Since attending the Zelda Symphony of the Goddesses earlier this month The Legend of Zelda has been on mind rather a lot. I’ve been re-listening to alternative soundtracks from the series, such as the excellent Twilight Symphony by Zelda Reorchestrated, and delving back into the amazingly in depth fan theories. One thing that has come out of this is the realisation that I’ve paid very little attention to Twilight Princess.

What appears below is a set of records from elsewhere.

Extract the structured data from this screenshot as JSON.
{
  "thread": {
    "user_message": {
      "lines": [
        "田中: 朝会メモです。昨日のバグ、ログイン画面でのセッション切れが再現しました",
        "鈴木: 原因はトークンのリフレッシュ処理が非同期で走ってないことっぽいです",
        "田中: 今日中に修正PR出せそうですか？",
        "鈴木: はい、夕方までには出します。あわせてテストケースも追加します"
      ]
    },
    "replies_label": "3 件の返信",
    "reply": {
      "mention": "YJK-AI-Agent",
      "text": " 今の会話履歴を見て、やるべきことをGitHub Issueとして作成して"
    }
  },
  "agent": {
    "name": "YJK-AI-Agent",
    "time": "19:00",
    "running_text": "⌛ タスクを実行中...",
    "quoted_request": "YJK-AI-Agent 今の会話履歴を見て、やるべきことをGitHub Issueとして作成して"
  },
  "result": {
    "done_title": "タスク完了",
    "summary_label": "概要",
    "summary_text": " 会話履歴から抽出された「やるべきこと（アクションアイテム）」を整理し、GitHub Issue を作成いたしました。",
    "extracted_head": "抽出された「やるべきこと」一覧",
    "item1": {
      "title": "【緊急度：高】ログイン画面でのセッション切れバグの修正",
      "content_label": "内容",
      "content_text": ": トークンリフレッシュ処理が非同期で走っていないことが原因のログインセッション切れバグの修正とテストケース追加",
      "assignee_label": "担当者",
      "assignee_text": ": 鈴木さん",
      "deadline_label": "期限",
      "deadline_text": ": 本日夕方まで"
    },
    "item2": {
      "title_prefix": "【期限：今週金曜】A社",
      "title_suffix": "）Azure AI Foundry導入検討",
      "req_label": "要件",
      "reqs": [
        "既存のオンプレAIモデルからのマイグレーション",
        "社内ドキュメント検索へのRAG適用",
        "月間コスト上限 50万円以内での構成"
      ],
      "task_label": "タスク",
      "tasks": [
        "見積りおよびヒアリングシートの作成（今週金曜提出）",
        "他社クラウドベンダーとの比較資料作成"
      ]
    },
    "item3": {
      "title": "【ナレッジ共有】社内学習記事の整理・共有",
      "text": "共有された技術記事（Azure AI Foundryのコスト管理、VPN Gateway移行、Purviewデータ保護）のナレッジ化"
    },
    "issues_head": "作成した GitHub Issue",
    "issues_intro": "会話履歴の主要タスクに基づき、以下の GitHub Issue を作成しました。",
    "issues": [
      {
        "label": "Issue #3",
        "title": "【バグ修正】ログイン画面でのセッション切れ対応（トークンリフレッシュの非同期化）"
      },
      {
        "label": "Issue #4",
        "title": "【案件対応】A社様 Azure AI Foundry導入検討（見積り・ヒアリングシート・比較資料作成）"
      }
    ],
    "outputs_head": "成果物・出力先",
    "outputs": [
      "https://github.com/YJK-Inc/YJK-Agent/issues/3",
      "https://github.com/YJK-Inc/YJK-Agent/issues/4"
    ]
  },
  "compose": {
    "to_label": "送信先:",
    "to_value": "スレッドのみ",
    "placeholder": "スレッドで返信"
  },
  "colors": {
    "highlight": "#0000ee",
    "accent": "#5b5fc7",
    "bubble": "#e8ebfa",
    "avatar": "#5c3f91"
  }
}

I got the game along with the Wii the christmas that both were released. Even though it was essentially the GameCube version (which was released around the same time) albeit with widescreen support, it also featured the much touted motion controls which was the main defining feature (and that Link was now right handed and Hyrule’s geography had been flipped). Despite the new control style it still essentially controlled like previous 3D Zelda games, although aiming with an arrow was now much easier and the shield felt like a tangible tool.

When it was first released Twilight Princess received glowing reviews, some even claiming it was better than Ocarina of Time. Yet what followed, and seems like a trend (as pointed out in a recent Vice article highlighting their greatest moments in the series), the game is then ‘roundly criticised whilst its predecessor is reappraised as a classic’. Remember all the hate The Wind Waker got? A year after Twilight Princess came out Wind Waker was suddenly remembered very fondly.

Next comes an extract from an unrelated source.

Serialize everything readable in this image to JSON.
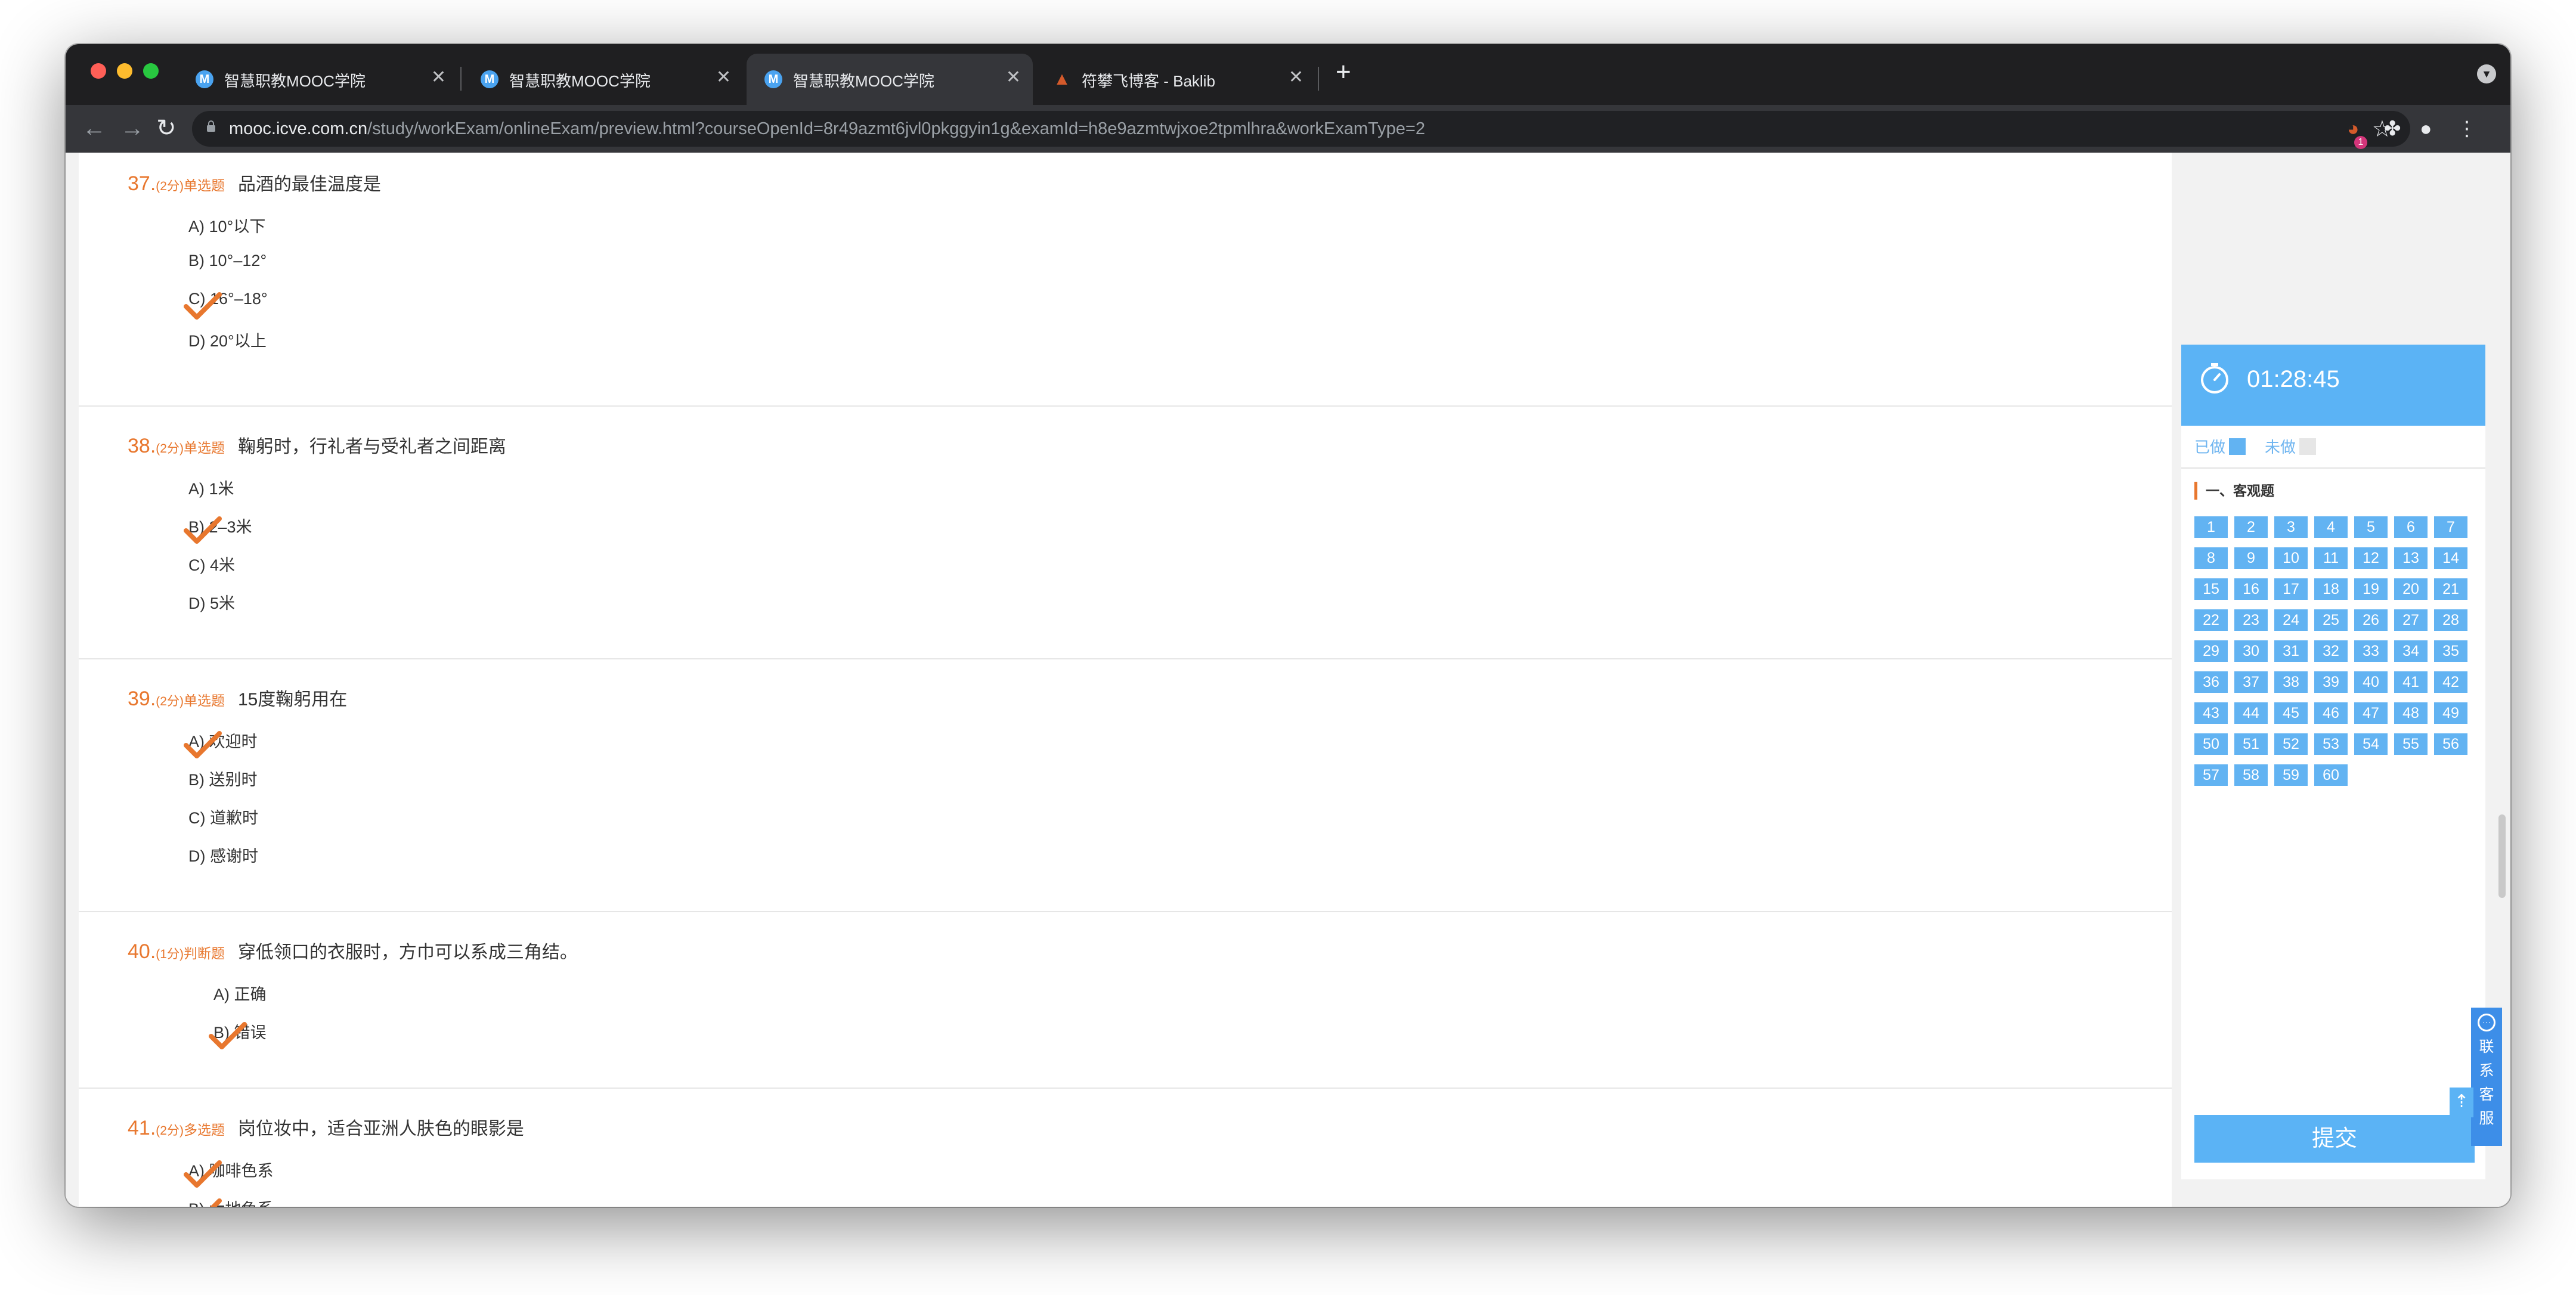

A similar occurrence happened following Skyward Sword. Although that is not to say that Twilight Princess receives the same positive words as Wind Waker currently does (although that is in part due to the successful HD remake). I think it might have been because of the prolonged animosity towards Twilight Princess that I didn’t return to Twilight Princess for so many years, even though I enjoyed my time with the game and had no strong negative memories from it.

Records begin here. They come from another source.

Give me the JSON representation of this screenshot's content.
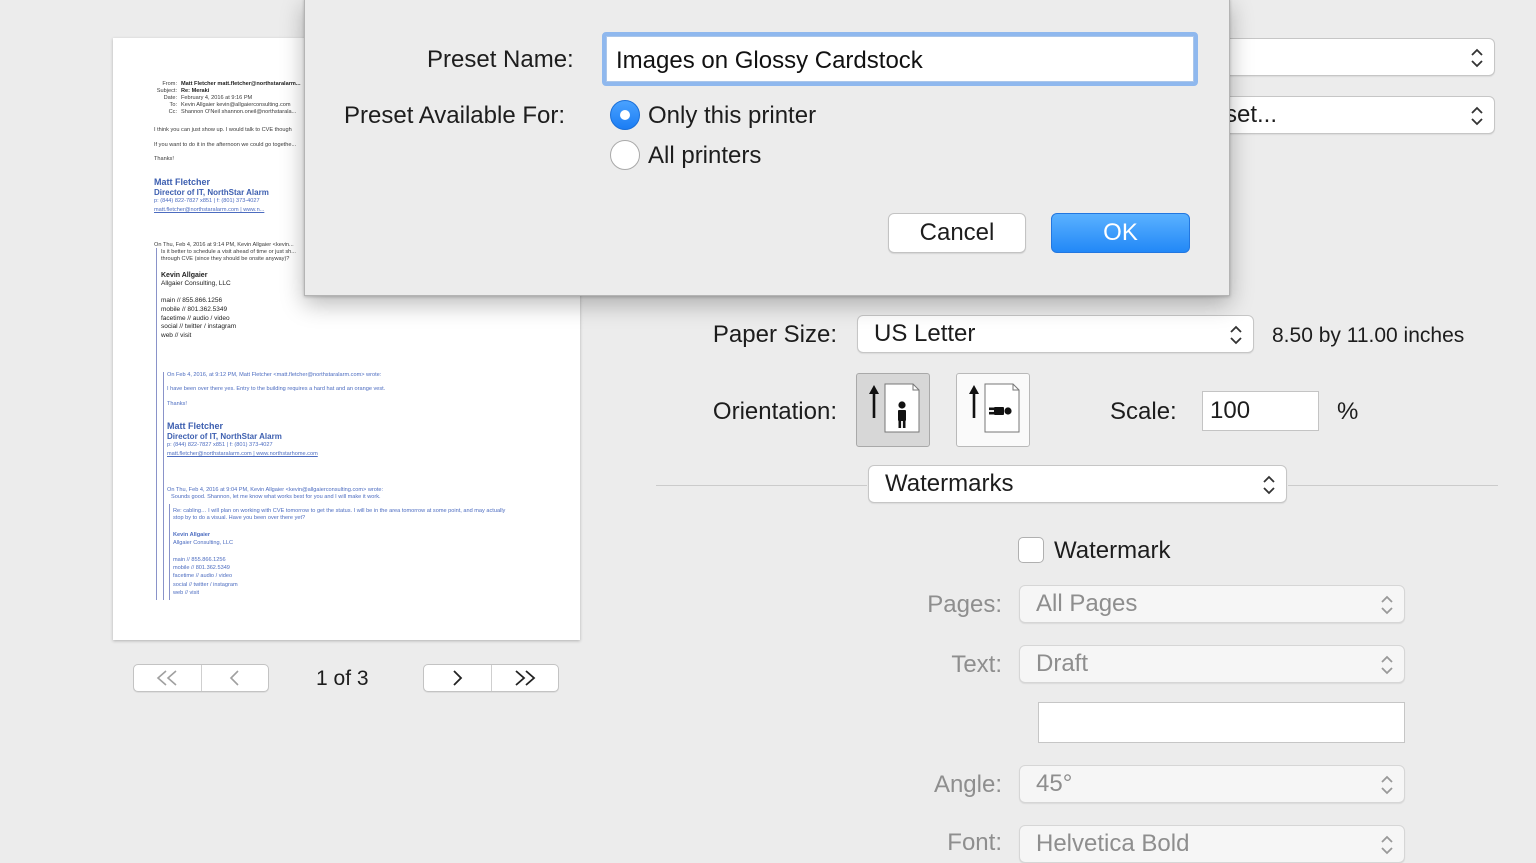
{
  "preview": {
    "lines": {
      "from_label": "From:",
      "from_value": "Matt Fletcher matt.fletcher@northstaralarm...",
      "subject_label": "Subject:",
      "subject_value": "Re: Meraki",
      "date_label": "Date:",
      "date_value": "February 4, 2016 at 9:16 PM",
      "to_label": "To:",
      "to_value": "Kevin Allgaier kevin@allgaierconsulting.com",
      "cc_label": "Cc:",
      "cc_value": "Shannon O'Neil shannon.oneil@northstarala...",
      "body1": "I think you can just show up. I would talk to CVE though",
      "body2": "If you want to do it in the afternoon we could go togethe...",
      "thanks": "Thanks!",
      "sig_name": "Matt Fletcher",
      "sig_title": "Director of IT, NorthStar Alarm",
      "sig_phone": "p: (844) 822-7827 x851 | f: (801) 373-4027",
      "sig_links": "matt.fletcher@northstaralarm.com | www.n...",
      "quote1": "On Thu, Feb 4, 2016 at 9:14 PM, Kevin Allgaier <kevin...",
      "quote1_b1": "Is it better to schedule a visit ahead of time or just sh...",
      "quote1_b2": "through CVE (since they should be onsite anyway)?",
      "kevin_name": "Kevin Allgaier",
      "kevin_company": "Allgaier Consulting, LLC",
      "kevin_main": "main // 855.866.1256",
      "kevin_mobile": "mobile // 801.362.5349",
      "kevin_facetime": "facetime // audio / video",
      "kevin_social": "social // twitter / instagram",
      "kevin_web": "web // visit",
      "quote2": "On Feb 4, 2016, at 9:12 PM, Matt Fletcher <matt.fletcher@northstaralarm.com> wrote:",
      "quote2_body": "I have been over there yes. Entry to the building requires a hard hat and an orange vest.",
      "thanks2": "Thanks!",
      "sig2_name": "Matt Fletcher",
      "sig2_title": "Director of IT, NorthStar Alarm",
      "sig2_phone": "p: (844) 822-7827 x851 | f: (801) 373-4027",
      "sig2_links": "matt.fletcher@northstaralarm.com | www.northstarhome.com",
      "quote3": "On Thu, Feb 4, 2016 at 9:04 PM, Kevin Allgaier <kevin@allgaierconsulting.com> wrote:",
      "quote3_body": "Sounds good. Shannon, let me know what works best for you and I will make it work.",
      "quote4_b1": "Re: cabling… I will plan on working with CVE tomorrow to get the status. I will be in the area tomorrow at some point, and may actually",
      "quote4_b2": "stop by to do a visual. Have you been over there yet?",
      "kevin2_name": "Kevin Allgaier",
      "kevin2_company": "Allgaier Consulting, LLC",
      "kevin2_main": "main // 855.866.1256",
      "kevin2_mobile": "mobile // 801.362.5349",
      "kevin2_facetime": "facetime // audio / video",
      "kevin2_social": "social // twitter / instagram",
      "kevin2_web": "web // visit"
    }
  },
  "pagination": {
    "first": "<<",
    "prev": "<",
    "indicator": "1 of 3",
    "next": ">",
    "last": ">>"
  },
  "settings": {
    "top_popup2_visible": "set...",
    "paper_size_label": "Paper Size:",
    "paper_size_value": "US Letter",
    "paper_size_dims": "8.50 by 11.00 inches",
    "orientation_label": "Orientation:",
    "scale_label": "Scale:",
    "scale_value": "100",
    "scale_unit": "%",
    "section_value": "Watermarks",
    "watermark_label": "Watermark",
    "watermark_checked": false,
    "pages_label": "Pages:",
    "pages_value": "All Pages",
    "text_label": "Text:",
    "text_value": "Draft",
    "angle_label": "Angle:",
    "angle_value": "45°",
    "font_label": "Font:",
    "font_value": "Helvetica Bold"
  },
  "sheet": {
    "preset_name_label": "Preset Name:",
    "preset_name_value": "Images on Glossy Cardstock",
    "available_label": "Preset Available For:",
    "option_only": "Only this printer",
    "option_all": "All printers",
    "selected": "Only this printer",
    "cancel": "Cancel",
    "ok": "OK"
  },
  "colors": {
    "accent": "#2288f7",
    "focus_ring": "#8fb8ee",
    "link_blue": "#4c6cc0"
  }
}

Last weekend I decided that it was time to replay this game that I had abandoned for so long. During my first hour I did start to agree with some of the detractors, it is a slow start, unnecessarily slow, as it doesn’t really teach you much either. Like in the way the series does so in Ocarina of Time or Wind Waker. Although I wouldn’t describe it as handholding either, quite the opposite actually, as at one moment I was genuinely stumped even though I had gone through it before. Then suddenly I had a “lightbulb moment” and everything fell into place. That’s when it hit me, this intro was like its own mini outdoor dungeon, one to acclimatise you to the Zelda logic required to complete the puzzles later on.

After the events that take place in Ordon Village and Link is transformed into a wolf for the first time the game begins to speed up and so far (I’m about to start the third temple) keeps up this momentum. What’s more I forgot how feature packed Twilight Princess is, there is a lot going on and this version of Hyrule is a world where you feel like you are not always alone, and when you are alone it has more impact. Even the two dungeons I’ve completed so far have had a few friendly inhabitants and I know there are upcoming dungeons that don’t just contain enemies.

What’s more Twilight Princess does a great job of fleshing out its narrative and the wider Zelda lore, but does so in a way where it’s not constantly bashing you on the head with heavy theory that you must know to proceed. Having played Skyward Sword I now know a bit more about the spirits that appear in Twilight Princess due to the existence of Dragon Guardians that appear in the former and therefore have a greater understanding of their relationship with the gods. Although does knowing this make the game easier to play?No, it makes next to no difference, but as someone who cares about the vast backstory of The Legend of Zelda it is elements like these that make the games even more enjoyable.

Of course Zelda games are often defined by their dungeons (even those such as Wind Waker and Majora’s Mask which don’t focus on them as much), so far Twilight Princess doesn’t disappoint (and I’m looking forward to getting to some of the more inventive ones later on). For now whilst the Forest Temple and Goron Mines have not done anything to really stand out (although the use of the Iron boots in the Mines was a nice touch) they have both been incredibly solid dungeons. I was impressed with how the Forest Temple just throws you in and lets you get on with it, and my journey through it was much more gratifying as a result.

The final part that I want to mention from my experience so far from replaying Twilight Princess is the inclusion of Midna. She is a great supporting character; there when you need her (unlike The King of Red Lions), but doesn’t go on like Navi, nor constantly disrupt you like Fi. Plus it helps that she is a likeable character, and one whose sole purpose isn’t to help and support Link, as she has her own modus operandi that just happens to overlap with Links.

Twilight Princess might have come out over eight years ago, but it holds up very well, in part helped by the support of 16:9 and also the sensible use of motion controls (on the Wii version anyway). I’ve thoroughly enjoyed traversing through this twilight filled version of Hyrule, and currently have the time to give it the attention it needs. If you’re finding the annual summer drought a daunting prospect, maybe dust off the Wii (or better yet boot up Wii mode on the Wii U if you’re not still playing 200cc on Mario Kart 8) and drop in Twilight Princess. Zelda Wii U isn’t until 2016 now, so this is a great way to get your next Zelda fix.